The justice system was breaking down. Kidnappings had jumped 72 per cent from the year before. It was not just the wealthy who were being abducted and held ransom, but doctors, lawyers, academics. Victims were routinely murdered if the payment was not made.
Noel Hypolite, a surgeon we saw working tirelessly treating patients after the earthquake, who later helped set up a clinic for impoverished families, was among those who died. There had been a “misunderstanding”, his kidnappers acknowledged, about the location of the ransom drop. Hypolite’s wife, a paediatrician, left with their family for Canada. Up to 25 per cent of medical staff are estimated to have left Haiti by the end of 2023.
Many Haitians feel now that the country’s salvation lies in international – preferably Western – intervention.
But foreign powers have left scars during the country’s 200-year history. Haiti won its independence through a slave revolt that began in 1804 in what was then the French colony of Saint-Domingue, fighting off not just French forces but those of Britain and Spain.
The French isolated Haiti from the international community, demanding 150 million francs (roughly £17bn today) in reparation to lift the blockade. The penalty was reduced to 90 million francs after negotiations, but by 1914, no less than 80 per cent of Haiti’s budget was still going towards repaying the debt.
That year, US marines landed in Port-au-Prince and removed $500,000 in gold (around £12m now) from Haiti’s national bank to protect investment by Wall Street financiers. American forces returned a year later, beginning two decades of occupation. “I helped make Haiti a decent place for the National City Bank boys to collect revenues,” said the US commander Major General Smedley Darlington Butler.
Even the more benevolent deployment of a United Nations force after the 2010 earthquake brought misery. Infected sewage from its base led to the deaths of 10,000 people in Haiti from cholera – a disease that had not been present in the country before the disaster.
But in the current dire straits, many feel that Haiti needs to look to the future, not the past. Jean Daniel Delone, an excellent journalist I worked with in Haiti, was once full of hope that the country would recover and stride forward from the calamities it had experienced. Now, he says, it is time to face reality.
“We are in a precarious situation. There is a shortage of water and food, and there is a desperate need for humanitarian aid,” he says. “We live close to places that suffer from gangs all the time. We can clearly hear the shooting. We’ll be in real trouble if they move in – already supplies can’t come in from the areas they’ve taken over.

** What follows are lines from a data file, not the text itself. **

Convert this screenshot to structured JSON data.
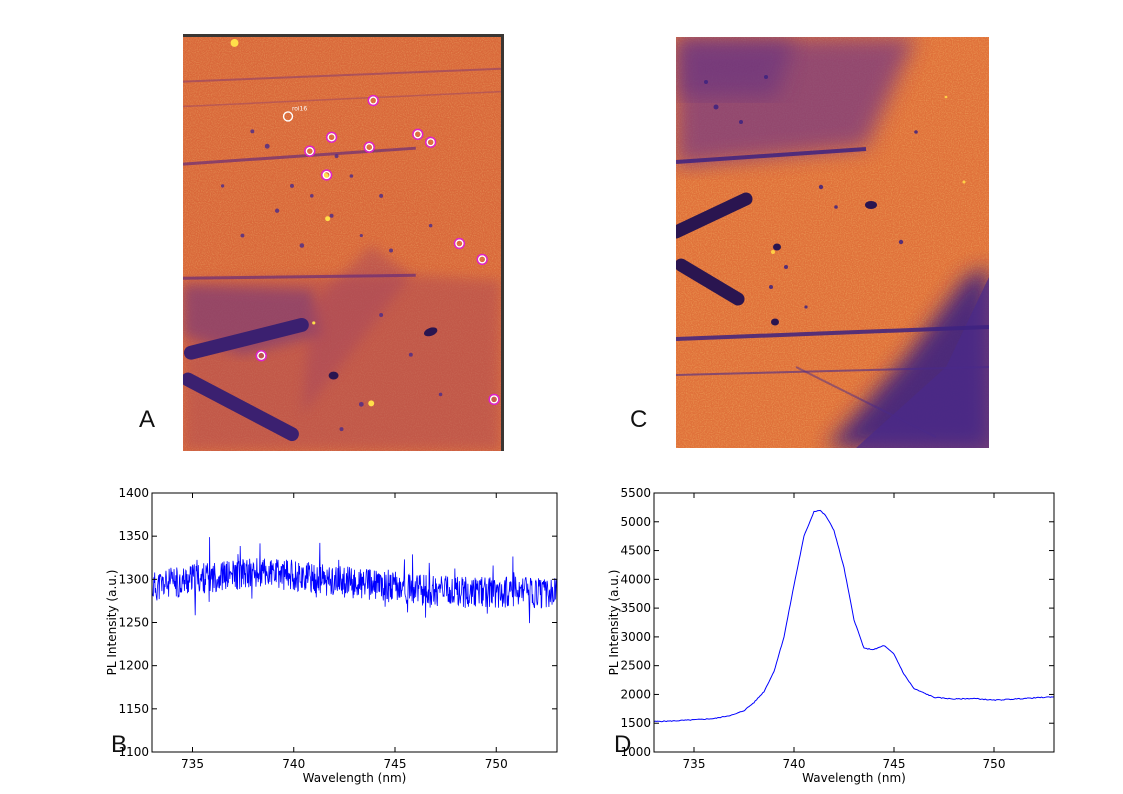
{
  "panels": {
    "a": {
      "letter": "A"
    },
    "b": {
      "letter": "B"
    },
    "c": {
      "letter": "C"
    },
    "d": {
      "letter": "D"
    }
  },
  "map_a": {
    "roi_label": "roi16",
    "colors": {
      "background": "#d9683a",
      "dark": "#4a2a8a",
      "bright": "#ffe04a",
      "roi_marker": "#e020d0",
      "roi_ring": "#ffffff"
    }
  },
  "map_c": {
    "colors": {
      "background": "#e0713a",
      "dark": "#3d2280",
      "bright": "#ffcf45"
    }
  },
  "chart_data": [
    {
      "id": "B",
      "type": "line",
      "xlabel": "Wavelength (nm)",
      "ylabel": "PL Intensity (a.u.)",
      "xlim": [
        733,
        753
      ],
      "ylim": [
        1100,
        1400
      ],
      "xticks": [
        735,
        740,
        745,
        750
      ],
      "yticks": [
        1100,
        1150,
        1200,
        1250,
        1300,
        1350,
        1400
      ],
      "line_color": "#0000ff",
      "series": [
        {
          "x": [
            733,
            734,
            735,
            736,
            737,
            738,
            739,
            740,
            741,
            742,
            743,
            744,
            745,
            746,
            747,
            748,
            749,
            750,
            751,
            752,
            753
          ],
          "values": [
            1291,
            1296,
            1300,
            1303,
            1305,
            1307,
            1306,
            1305,
            1301,
            1298,
            1296,
            1293,
            1291,
            1288,
            1287,
            1286,
            1286,
            1285,
            1285,
            1284,
            1284
          ],
          "noise_amplitude": 18
        }
      ]
    },
    {
      "id": "D",
      "type": "line",
      "xlabel": "Wavelength (nm)",
      "ylabel": "PL Intensity (a.u.)",
      "xlim": [
        733,
        753
      ],
      "ylim": [
        1000,
        5500
      ],
      "xticks": [
        735,
        740,
        745,
        750
      ],
      "yticks": [
        1000,
        1500,
        2000,
        2500,
        3000,
        3500,
        4000,
        4500,
        5000,
        5500
      ],
      "line_color": "#0000ff",
      "series": [
        {
          "x": [
            733,
            734,
            735,
            736,
            737,
            737.5,
            738,
            738.5,
            739,
            739.5,
            740,
            740.5,
            741,
            741.3,
            741.6,
            742,
            742.5,
            743,
            743.5,
            744,
            744.5,
            745,
            745.5,
            746,
            747,
            748,
            749,
            750,
            751,
            752,
            753
          ],
          "values": [
            1530,
            1540,
            1560,
            1580,
            1650,
            1720,
            1860,
            2050,
            2400,
            3000,
            3900,
            4750,
            5180,
            5200,
            5100,
            4850,
            4200,
            3300,
            2800,
            2780,
            2850,
            2700,
            2350,
            2100,
            1950,
            1920,
            1930,
            1900,
            1920,
            1940,
            1960
          ],
          "noise_amplitude": 15
        }
      ]
    }
  ]
}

“My son can’t go to school; the schools are shut. Markets, offices and factories are shut. All this leads to stress – there are bad psychological effects. With what is happening now, yes, we are praying for international troops to come and help the police, who are really stretched.”
Jean-Philippe agrees: “No country likes having foreign soldiers present. But we are in a desperate situation. For so many young men, there are no jobs, no hope – but they have guns. What we need more than anything is security. If there is an explosion, it will not stay just in Haiti, it will spread through the region.”